Cells derived from the dental pulp of children with Williams syndrome divide rapidly and often die before maturing into neurons. The finding offers clues about the biology underlying the syndrome, which is marked by an intense interest in social interactions.
Children with Williams syndrome are missing a region of chromosome 7 called 7q11.23. They show some features of autism, such as language and cognitive difficulties. But they are unusually social, suggesting that a gene or set of genes on chromosome 7 plays a role in social interest.
The new study, published 18 August in Nature, homes in on a gene in the 7q11.23 region called FZD9, which is needed for neurons to mature1. Missing the gene may alter the number of neurons in the brain and change how they communicate with each other.
“We think that by just having this defect, you can increase cell death and enhance the connections between the neurons that survive,” says lead researcher Alysson Muotri, associate professor of pediatrics and cellular molecular medicine at the University of California, San Diego.
Muotri says the enhanced connections between surviving neurons may drive social interest in children with Williams syndrome. “We can take advantage of that pathway to modulate the social behavior in autism,” he says.
Muotri’s team has tapped teeth for clues about autism before. In 2014, the researchers used dental pulp cells from a boy with the condition and uncovered a mutation in a gene that may help to shape synapses, or neuronal connections.
For the new study, they collected discarded baby teeth from five children with Williams syndrome and four typically developing children. Four of the children with Williams syndrome are missing the entire 7q11.23 region.
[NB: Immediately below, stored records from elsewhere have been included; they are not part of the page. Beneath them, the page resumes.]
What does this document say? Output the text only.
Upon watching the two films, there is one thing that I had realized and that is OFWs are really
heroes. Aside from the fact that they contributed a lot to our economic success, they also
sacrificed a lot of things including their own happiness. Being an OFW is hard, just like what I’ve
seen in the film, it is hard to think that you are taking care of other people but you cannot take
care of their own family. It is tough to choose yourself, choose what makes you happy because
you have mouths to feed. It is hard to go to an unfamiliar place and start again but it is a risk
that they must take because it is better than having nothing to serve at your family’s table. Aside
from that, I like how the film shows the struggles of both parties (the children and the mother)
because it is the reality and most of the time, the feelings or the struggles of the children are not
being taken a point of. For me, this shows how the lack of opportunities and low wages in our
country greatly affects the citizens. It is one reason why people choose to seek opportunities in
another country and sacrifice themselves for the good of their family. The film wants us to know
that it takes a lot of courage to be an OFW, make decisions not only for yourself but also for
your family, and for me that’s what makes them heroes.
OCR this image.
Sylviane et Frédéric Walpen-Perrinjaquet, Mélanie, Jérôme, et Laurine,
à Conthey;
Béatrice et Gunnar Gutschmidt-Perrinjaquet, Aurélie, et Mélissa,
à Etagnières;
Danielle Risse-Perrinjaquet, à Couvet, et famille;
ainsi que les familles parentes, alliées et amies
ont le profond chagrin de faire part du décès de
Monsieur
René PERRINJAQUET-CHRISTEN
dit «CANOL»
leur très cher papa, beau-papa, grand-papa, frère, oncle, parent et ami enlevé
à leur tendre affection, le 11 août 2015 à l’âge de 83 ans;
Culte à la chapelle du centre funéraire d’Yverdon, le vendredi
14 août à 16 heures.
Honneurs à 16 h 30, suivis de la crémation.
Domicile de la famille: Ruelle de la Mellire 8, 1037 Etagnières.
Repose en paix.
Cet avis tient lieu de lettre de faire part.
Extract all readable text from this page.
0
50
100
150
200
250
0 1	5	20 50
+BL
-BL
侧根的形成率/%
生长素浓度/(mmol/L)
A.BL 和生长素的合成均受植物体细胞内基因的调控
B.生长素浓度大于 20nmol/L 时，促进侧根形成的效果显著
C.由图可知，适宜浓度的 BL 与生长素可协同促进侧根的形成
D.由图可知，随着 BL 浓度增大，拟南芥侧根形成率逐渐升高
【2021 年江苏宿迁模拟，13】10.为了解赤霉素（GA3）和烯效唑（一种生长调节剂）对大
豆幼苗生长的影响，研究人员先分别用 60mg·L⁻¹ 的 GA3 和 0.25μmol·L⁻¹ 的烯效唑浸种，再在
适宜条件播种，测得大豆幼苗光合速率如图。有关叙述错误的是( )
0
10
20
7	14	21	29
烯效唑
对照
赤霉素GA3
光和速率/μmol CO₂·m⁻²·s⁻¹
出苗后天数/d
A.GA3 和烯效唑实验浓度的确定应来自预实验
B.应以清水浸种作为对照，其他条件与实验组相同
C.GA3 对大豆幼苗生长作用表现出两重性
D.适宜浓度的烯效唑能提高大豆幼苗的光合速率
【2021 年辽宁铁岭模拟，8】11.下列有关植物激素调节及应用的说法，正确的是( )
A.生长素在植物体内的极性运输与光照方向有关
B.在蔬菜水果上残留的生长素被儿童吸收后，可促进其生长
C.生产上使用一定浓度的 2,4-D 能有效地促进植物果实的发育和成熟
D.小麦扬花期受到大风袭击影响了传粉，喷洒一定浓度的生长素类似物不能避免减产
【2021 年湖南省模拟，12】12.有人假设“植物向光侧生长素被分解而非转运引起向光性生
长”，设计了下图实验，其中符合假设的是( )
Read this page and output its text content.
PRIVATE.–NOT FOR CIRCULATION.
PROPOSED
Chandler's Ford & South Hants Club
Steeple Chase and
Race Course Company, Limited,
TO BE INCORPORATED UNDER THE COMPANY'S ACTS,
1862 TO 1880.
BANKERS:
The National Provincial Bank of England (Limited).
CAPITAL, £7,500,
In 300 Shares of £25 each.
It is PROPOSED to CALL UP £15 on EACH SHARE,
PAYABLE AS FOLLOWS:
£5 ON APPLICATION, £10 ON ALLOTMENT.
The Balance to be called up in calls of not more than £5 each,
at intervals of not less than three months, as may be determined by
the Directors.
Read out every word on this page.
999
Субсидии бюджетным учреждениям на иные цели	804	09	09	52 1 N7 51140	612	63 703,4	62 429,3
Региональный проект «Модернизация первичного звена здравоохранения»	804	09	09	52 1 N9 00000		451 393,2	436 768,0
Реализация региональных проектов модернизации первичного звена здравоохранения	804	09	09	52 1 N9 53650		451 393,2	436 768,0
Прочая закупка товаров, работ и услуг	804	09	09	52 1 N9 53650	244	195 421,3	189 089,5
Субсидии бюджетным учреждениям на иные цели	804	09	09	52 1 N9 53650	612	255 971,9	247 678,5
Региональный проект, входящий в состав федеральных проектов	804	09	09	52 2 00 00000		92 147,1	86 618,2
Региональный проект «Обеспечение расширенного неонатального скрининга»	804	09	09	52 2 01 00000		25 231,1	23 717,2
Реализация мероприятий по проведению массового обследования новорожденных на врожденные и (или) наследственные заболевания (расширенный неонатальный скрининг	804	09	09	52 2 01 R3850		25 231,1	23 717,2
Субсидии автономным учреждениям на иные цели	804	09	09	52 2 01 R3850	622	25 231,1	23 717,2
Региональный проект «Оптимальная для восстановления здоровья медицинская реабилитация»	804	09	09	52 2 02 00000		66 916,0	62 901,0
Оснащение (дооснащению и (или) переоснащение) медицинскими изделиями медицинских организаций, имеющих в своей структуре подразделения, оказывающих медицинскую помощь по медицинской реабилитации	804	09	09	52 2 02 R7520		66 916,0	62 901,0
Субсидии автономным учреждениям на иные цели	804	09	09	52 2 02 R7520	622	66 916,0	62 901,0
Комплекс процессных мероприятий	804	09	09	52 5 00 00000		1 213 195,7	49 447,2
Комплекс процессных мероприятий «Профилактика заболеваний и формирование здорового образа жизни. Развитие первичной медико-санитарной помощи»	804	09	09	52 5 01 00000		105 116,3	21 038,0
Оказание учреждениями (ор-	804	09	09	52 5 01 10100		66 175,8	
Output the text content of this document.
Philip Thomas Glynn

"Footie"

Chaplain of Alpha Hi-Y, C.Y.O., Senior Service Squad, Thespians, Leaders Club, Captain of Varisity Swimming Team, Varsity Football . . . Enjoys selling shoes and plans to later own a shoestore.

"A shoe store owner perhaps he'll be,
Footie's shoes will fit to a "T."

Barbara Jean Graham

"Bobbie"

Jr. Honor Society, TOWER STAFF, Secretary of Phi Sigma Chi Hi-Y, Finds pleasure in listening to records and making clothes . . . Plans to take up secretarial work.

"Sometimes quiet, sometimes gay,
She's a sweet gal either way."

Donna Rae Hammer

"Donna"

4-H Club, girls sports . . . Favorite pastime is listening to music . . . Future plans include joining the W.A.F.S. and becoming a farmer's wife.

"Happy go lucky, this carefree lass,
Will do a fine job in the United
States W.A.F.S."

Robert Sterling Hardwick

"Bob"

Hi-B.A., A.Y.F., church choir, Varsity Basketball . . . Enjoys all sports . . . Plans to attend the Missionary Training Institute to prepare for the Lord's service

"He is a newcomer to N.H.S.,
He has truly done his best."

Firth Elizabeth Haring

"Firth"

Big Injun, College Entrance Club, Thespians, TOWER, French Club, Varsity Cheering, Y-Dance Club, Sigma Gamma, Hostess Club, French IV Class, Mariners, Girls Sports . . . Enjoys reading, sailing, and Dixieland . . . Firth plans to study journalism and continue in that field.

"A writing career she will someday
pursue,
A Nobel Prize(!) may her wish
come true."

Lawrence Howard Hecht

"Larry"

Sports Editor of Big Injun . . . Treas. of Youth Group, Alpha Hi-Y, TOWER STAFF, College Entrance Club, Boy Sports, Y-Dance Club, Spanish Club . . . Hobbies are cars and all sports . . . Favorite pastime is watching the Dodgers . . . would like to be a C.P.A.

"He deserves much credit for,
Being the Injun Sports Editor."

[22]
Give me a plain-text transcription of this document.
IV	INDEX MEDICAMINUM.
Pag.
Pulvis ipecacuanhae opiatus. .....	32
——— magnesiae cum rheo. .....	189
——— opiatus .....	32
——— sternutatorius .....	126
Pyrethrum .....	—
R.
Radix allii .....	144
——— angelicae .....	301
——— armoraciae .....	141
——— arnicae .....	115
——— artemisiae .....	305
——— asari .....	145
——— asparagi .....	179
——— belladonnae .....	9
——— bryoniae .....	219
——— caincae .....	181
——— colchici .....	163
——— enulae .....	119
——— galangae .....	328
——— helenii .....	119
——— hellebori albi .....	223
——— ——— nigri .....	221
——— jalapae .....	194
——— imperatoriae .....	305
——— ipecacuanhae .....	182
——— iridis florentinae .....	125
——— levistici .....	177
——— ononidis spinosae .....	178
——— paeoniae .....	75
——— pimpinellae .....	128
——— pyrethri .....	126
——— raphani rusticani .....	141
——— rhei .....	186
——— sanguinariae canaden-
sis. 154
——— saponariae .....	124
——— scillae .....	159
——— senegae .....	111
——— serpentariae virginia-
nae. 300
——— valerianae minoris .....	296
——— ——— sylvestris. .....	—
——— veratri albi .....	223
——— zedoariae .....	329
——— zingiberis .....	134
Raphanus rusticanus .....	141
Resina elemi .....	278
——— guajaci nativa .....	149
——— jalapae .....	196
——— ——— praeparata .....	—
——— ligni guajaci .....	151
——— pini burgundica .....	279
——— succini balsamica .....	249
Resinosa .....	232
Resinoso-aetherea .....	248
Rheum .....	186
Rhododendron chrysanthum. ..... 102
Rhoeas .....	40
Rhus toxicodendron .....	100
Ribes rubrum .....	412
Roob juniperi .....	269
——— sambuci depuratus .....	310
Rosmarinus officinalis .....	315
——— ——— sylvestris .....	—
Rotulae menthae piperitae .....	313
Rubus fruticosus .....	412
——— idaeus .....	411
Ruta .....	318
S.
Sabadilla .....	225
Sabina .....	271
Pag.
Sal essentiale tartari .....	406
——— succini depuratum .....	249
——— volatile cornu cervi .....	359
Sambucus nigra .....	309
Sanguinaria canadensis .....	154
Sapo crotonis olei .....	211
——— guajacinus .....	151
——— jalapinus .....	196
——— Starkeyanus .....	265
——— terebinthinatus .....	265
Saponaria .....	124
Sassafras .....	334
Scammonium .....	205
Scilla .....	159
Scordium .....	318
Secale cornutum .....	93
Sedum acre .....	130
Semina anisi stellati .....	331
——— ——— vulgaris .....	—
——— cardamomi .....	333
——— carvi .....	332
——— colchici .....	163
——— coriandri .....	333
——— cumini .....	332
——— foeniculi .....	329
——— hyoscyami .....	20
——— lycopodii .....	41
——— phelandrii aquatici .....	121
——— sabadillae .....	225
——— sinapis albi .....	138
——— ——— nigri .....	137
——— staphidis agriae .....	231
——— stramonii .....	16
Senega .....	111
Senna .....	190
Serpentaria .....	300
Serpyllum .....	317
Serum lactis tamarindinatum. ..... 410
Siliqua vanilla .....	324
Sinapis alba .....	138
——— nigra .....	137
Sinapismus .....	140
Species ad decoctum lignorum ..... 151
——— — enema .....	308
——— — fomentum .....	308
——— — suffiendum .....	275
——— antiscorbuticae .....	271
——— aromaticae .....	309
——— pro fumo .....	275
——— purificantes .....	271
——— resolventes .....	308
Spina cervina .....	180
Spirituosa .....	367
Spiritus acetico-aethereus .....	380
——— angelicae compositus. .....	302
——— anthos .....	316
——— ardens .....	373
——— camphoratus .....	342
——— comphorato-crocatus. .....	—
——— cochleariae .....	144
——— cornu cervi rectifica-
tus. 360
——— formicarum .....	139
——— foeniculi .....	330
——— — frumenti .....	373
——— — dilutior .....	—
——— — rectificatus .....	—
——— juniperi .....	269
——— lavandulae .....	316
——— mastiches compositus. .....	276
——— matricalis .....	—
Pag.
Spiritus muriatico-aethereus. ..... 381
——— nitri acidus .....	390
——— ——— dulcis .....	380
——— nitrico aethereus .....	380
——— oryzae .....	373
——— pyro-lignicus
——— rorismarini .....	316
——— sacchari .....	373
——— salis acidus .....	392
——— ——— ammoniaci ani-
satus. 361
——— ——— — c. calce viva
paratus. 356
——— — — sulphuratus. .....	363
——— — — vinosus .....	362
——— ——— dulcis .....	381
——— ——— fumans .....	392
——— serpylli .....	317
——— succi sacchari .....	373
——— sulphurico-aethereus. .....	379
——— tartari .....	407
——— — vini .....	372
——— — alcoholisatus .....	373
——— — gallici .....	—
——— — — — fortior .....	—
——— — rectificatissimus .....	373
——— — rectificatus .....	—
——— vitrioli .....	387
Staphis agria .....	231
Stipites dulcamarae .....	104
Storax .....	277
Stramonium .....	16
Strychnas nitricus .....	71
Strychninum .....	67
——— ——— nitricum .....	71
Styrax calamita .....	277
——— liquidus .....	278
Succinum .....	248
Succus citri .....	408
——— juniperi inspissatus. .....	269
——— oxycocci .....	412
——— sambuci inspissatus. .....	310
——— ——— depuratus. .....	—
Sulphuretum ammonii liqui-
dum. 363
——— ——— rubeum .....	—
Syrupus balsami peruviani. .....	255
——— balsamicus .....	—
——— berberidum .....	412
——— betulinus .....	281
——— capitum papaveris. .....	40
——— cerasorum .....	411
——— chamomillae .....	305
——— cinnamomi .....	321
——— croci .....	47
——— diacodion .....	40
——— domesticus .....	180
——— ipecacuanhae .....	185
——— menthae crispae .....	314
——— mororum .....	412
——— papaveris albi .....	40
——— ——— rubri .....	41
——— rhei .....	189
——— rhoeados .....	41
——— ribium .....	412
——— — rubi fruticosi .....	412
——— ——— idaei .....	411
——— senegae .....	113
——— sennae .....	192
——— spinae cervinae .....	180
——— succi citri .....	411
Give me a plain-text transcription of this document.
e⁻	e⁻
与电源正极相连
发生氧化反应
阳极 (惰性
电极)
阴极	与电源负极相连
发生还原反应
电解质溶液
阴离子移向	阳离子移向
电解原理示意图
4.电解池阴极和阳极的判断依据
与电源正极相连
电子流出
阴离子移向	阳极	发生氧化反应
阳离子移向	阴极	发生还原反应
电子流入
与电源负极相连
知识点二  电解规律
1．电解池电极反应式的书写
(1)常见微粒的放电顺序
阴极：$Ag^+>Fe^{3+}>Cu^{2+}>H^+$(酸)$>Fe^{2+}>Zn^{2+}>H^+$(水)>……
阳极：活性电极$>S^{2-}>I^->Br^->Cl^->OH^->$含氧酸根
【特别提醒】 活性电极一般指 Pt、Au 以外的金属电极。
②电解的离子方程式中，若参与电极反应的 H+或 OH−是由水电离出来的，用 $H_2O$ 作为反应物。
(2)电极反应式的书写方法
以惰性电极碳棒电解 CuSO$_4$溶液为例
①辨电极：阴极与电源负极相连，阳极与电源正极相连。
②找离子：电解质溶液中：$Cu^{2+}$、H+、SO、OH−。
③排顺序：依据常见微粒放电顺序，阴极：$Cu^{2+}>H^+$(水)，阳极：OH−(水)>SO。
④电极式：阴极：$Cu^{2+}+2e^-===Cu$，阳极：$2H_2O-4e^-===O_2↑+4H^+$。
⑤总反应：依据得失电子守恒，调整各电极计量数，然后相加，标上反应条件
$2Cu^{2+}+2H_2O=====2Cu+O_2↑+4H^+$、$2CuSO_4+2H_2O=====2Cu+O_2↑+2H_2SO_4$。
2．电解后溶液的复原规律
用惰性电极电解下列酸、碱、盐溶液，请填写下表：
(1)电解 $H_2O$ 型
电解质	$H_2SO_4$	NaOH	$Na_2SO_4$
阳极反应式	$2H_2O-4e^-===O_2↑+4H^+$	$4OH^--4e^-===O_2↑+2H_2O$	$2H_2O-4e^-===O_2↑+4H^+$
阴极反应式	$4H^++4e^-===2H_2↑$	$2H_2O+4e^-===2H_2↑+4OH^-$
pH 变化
The fifth child with Williams has a partial deletion, which usually produces subtler social and cognitive features than the full deletion does. This child scored slightly better on a cognitive test and is less social than the other four children with Williams syndrome.
The researchers extracted cells from the dental pulp and induced them to form stem cells. They then transformed the stem cells into neural progenitor cells, which give rise to mature neurons.
Cells from children missing the entire 7q11.23 region divide too rapidly, the researchers found. These cells are more likely to die before maturing into neurons than are cells from either the controls or the child with a partial deletion.
This cell death may explain reports of low brain volume in children with Williams syndrome, the researchers say2. They verified these reports themselves by scanning the brains of 19 people with the condition, and found a smaller cortical surface area than in age-matched controls.
A small fraction of cells from children missing the entire 7q11.23 region do mature into neurons. But these neurons have unusually long signal-receiving branches, called dendrites, and form too many connections with other neurons.
The researchers saw a similar increase in dendrites and synapses in postmortem brain tissue from two people with Williams syndrome. “I see this as evidence that our cellular system is recapitulating human development in a dish,” Muotri says.
The researchers used electrodes to record the electrical chatter between the neurons. The irregular cells forge networks that produce intense bursts of electricity, compared with the steady stream of pulses emanating from networks of control cells.
“The idea of changes in circuitry has long been advocated in the Williams syndrome research field, and this work strongly supports this theory,” says Lucy Osborne, professor of medical genetics at the University of Toronto, who was not involved in the study.
Neurons derived from the child with a partial deletion resemble those from controls. This led the researchers to focus on FZD9, which is missing in children with the full deletion but intact in the child with a partial deletion. FZD9 is a receptor for a protein involved in the WNT signaling pathway, which has been linked to autism.
Blocking FZD9 expression in control cells and cells with only a partial deletion mimics the full deletion’s effects on dendrites and synapses, the researchers found. Activating the WNT pathway reverses this effect.
The researchers plan to test the behavioral effects of blocking FZD9 in mice. If it boosts social interest, it could represent a treatment option for autism. They also plan to study other genes that are missing only in cells with the full deletion.